Hint: Firstly, we will convert into the quadratic equation and we will find the sum of zeroes, product of zeroes. Further we will put the value of zeroes in the given equation and then we will find the angle A.

Complete step-by-step answer:
As we know that \[\cos A = \dfrac{{{b^2} + {c^2} - {a^2}}}{{2bc}}\]
Now, cross multiplying the number
 $ 2bc\,\cos A = {b^2} + {c^2} - {a^2} $
 $ \Rightarrow {b^2} + {c^2} - {a^2} - 2bc\,\cos A = 0 $
In the above equation, we can do in the form of quadratic equation and C is the variable in which $ {c_1},{c_2} $ are zeros of equation:
  $ {c^2} - 2bc\cos A + {b^2} - {a^2} = 0 $
Here, $ A = 1,\,B = - 2b\cos A,C = {b^2} - {a^2} $
Then, Sum of the zeroes $ \left( {{c_1} + {c_2}} \right) $ $ = \dfrac{{ - b}}{a} $
Sum of zeroes $ \left( {{c_1} + {c_2}} \right) $ $ = \dfrac{{ - ( - 2b\cos A)}}{1} $
Sum of zeroes $ \left( {{c_1} + {c_2}} \right) $ $ = 2b\cos A $
And, product of zeroes $ ({c_1} \times {c_2}) = \dfrac{C}{a} $
product of zeroes $ {\left( {{c_1} \times c} \right)_2} = \dfrac{{{b^2} - {a^2}}}{1} $
product of zeroes $ \left( {{c_1} \times {c_2}} \right) = {b^2} - {a^2} $
It is given that: $ c_1^2 + {c_1}{c_2} + c_2^2 = {a^2} $ ……(i)
Now,
 $ c_1^2 + {c_1}{c_2} + c_2^2 = {a^2} $ ……(ii)
We will add $ {c_1}{c_2} $ and subtracted the equation (ii) , we have
\[c_1^2 + {c_1}{c_2} + c_2^2 + {c_1}{c_2} - {c_1}{c_2} = {a^2}\]
\[c_1^2 + 2{c_1}{c_2} + c_2^2 - c_2^2 - {c_2}{c_2} = {a_2}\]

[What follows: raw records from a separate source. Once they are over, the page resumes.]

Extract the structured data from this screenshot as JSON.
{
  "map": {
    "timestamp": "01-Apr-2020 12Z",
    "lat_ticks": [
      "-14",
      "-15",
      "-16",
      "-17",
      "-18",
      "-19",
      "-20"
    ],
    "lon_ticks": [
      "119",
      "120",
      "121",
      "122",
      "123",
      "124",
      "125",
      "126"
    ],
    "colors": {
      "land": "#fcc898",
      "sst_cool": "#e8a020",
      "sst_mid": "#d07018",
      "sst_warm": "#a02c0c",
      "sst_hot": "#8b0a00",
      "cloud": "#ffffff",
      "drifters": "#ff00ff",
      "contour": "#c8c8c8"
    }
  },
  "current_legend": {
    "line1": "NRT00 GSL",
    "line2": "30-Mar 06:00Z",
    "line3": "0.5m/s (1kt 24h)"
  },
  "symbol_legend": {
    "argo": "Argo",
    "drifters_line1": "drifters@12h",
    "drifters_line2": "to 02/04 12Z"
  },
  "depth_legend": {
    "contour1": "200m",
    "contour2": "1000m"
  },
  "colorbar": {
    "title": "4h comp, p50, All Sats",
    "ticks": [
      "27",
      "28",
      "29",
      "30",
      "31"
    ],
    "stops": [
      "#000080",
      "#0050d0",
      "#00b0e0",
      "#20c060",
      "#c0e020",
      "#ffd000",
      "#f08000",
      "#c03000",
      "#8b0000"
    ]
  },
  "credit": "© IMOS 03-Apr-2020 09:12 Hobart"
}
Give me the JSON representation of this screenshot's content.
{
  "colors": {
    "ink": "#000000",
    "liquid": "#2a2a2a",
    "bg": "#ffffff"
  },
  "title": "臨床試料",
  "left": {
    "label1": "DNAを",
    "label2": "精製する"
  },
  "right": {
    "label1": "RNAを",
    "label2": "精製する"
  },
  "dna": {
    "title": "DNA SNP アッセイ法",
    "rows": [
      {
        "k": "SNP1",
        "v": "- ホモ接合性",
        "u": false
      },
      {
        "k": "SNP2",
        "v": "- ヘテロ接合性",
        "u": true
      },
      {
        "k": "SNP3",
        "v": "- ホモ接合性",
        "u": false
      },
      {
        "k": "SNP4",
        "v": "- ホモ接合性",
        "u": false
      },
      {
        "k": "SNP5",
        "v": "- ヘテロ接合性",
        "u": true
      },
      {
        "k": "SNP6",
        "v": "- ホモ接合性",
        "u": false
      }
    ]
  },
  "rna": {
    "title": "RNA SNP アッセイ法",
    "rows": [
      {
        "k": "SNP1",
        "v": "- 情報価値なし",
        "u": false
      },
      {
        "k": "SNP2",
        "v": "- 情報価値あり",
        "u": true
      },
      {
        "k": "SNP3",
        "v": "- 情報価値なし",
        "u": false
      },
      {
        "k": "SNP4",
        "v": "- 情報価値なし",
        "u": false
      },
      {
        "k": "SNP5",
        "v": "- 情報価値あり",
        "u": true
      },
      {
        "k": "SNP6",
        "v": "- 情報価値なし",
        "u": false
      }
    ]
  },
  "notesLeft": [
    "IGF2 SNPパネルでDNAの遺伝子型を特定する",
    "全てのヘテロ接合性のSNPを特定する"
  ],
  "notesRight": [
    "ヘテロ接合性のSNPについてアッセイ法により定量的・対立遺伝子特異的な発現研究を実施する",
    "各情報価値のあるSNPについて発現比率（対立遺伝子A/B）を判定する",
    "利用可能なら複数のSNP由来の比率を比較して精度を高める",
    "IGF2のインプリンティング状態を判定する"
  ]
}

As, we know that \[{(a + b)^2} = {a^2} + 2ab + {b^2}\]
Then $ {({c_1} + {c_2})^2} - {c_1}{c_2} = {a^2} $ ……(iii)
Then, we will substitute the sum of zeroes $ ({c_1} + {c_2}) $ and product of zeroes $ ({c_1}{c_2}) $ in equation (iii), we have
\[{(2b\cos A)^2} - ({b^2} - {a^2}) = {a^2}\]
 $ 4{b^2}{\cos ^2}A - {b^2} + {a^2} = {a^2} $
\[4{b^2}{\cos ^2}A - {b^2} + {a^2} - {a^2} = 0\]
 $ \Rightarrow 4{b^2}{\cos ^2}A - {b^2} = 0 $
 $ \Rightarrow 4{b^2}{\cos ^2}A = {b^2} $
 $ \Rightarrow {\cos ^2}A = \dfrac{{{b^2}}}{{4{b^2}}} $
 $ \Rightarrow {\cos ^2}A = \dfrac{1}{4} $
 $ \Rightarrow {\cos ^2}A = {\left( {\dfrac{1}{2}} \right)^2} $
 $ \Rightarrow \cos A = \pm \dfrac{1}{2} $
 $ \therefore \cos A = 60 $
 $ A = {60^o} $
So, the correct answer is “Option B”.

Note: When students convert the equation into quadratic equation then take c as a variable. Then put the exact value of zeroes in the equation to get the answer. We can also find the roots by sridharas method.